"A Night of Terror," A Lost Gothic Fragment

For today’s hardened audiences, "A Night of Terror" may fail to terrify, but that doesn’t mean it isn’t an entertaining read. Gothic horror--be it in teen vampire novels or Poe’s short stories—seem to captivate audiences in every generation. It reminds us that the world is a scary place, but even as it reminds us that there are monsters it also gives us hope that monsters can be beaten.

In "A Night of Terror," the monsters are simultaneously grotesque and all too human. The trappings of the gothic trope appear in spades: a dark and stormy night, a masked villain, a beautiful woman, and an everyday heroine. In this case, the heroine is a respectable midwife called away to help with a mysterious labor. Despite the incompleteness of the story, or perhaps because of it, all of the slightly cliché elements come together in a way that is bizarre and unsettling. Like many gothic novels, it contains within it something unheimlich. After all, what is more immediate, more domestic, than a birth? And what more perverse than the death of an infant? Even incomplete, the tale is arresting. The ending in the editor’s note, while enlightening, isn’t necessary to enjoy the story. The incompleteness provides a puzzle for the reader, who must guess the plot without being given much in the way of backstory or even motivations.

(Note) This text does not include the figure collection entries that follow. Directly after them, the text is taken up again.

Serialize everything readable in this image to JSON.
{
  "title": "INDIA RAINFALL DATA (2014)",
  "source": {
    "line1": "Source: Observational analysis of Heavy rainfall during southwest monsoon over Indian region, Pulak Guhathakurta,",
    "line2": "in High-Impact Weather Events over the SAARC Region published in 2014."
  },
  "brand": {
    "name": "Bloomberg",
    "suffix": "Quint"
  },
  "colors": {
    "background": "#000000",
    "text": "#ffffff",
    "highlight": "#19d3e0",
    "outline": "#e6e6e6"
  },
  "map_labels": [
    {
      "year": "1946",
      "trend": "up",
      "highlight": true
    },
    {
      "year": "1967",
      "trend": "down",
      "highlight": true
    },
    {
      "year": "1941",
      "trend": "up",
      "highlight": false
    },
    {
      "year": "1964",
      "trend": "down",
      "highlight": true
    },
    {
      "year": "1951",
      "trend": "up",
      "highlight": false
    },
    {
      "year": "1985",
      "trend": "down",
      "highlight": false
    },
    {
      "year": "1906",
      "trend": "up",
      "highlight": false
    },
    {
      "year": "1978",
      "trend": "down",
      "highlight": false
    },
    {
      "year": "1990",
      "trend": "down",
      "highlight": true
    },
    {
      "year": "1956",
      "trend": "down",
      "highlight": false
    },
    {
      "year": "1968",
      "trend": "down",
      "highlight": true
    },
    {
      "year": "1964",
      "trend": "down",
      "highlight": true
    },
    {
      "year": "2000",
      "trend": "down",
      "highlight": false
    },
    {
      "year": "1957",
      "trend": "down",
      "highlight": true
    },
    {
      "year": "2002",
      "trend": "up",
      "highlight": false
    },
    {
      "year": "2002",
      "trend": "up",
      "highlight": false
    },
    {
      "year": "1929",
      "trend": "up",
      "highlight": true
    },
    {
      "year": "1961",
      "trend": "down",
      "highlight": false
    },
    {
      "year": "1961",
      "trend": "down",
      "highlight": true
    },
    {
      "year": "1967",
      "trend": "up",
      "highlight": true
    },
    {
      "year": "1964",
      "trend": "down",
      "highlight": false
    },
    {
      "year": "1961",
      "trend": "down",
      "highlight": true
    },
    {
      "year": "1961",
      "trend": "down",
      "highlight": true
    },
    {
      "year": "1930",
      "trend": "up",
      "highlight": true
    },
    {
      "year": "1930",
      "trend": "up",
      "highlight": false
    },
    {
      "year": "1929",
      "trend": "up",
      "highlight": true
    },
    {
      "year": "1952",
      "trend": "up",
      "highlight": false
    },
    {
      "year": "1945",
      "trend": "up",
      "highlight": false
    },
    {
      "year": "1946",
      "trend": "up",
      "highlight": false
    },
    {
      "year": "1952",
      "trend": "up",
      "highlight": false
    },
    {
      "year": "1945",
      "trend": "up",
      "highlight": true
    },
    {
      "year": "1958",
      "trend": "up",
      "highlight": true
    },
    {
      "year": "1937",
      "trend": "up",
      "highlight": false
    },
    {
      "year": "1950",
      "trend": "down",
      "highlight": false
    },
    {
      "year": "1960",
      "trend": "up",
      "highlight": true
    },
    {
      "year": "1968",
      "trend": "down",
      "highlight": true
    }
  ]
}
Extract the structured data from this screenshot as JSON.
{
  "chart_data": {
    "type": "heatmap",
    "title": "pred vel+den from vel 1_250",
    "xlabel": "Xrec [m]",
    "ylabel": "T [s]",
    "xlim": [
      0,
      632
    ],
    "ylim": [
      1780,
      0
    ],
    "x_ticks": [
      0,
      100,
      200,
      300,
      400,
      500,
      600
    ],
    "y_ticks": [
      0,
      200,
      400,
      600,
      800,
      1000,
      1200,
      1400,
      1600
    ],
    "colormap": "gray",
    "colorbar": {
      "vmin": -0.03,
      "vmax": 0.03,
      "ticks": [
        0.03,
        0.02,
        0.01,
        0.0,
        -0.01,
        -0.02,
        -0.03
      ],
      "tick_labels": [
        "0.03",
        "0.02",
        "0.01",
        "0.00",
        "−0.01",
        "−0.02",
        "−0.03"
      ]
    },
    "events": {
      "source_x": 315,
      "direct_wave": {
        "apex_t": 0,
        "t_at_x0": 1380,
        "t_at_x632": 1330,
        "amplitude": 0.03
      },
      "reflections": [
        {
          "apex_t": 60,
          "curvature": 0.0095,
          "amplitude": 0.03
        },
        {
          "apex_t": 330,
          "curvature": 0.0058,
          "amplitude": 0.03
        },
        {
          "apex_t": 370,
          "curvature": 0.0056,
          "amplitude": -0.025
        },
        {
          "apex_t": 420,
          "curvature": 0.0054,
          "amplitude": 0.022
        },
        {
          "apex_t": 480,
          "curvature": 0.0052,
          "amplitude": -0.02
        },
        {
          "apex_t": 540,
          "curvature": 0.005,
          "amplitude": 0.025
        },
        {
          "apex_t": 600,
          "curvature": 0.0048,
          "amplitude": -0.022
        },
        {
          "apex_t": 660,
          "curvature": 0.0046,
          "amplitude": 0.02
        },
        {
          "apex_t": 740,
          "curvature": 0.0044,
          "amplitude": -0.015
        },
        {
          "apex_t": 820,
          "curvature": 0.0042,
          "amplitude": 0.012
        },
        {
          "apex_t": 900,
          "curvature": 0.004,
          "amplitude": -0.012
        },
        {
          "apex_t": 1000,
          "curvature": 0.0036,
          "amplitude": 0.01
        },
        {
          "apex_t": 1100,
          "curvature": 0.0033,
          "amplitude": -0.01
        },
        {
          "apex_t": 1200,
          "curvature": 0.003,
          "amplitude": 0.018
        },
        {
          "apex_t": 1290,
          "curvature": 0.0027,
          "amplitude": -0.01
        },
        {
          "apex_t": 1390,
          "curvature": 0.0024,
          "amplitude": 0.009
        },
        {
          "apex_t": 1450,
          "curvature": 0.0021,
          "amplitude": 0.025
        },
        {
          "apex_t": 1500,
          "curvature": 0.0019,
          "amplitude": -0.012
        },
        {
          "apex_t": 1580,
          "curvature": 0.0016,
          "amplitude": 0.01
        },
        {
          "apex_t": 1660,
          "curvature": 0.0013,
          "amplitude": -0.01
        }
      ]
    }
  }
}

Entertainment aside, the tale gives hints of a world that was more real and far more sordid than the fantasia of the story. The story takes place in a world where illegitimacy could destroy a woman and a child, though not always as literally as in the story. The masked “villain,” while seemingly cruel, is a product of a system that left few options for the product of “sin.” And yet, the story clearly shows the depravity lies not in the child but in the destruction of the innocent.

Perhaps as interesting as the piece itself is the fact the novel it was to be a part of was never published. This publication of the story was aborted for some reason, and it lies forgotten, nestled inside the pages of a periodical. Far from the dry essays or poems about trees, “A Night of Terror” is a choice morsel of the macabre that today’s readers would find easy to indulge in.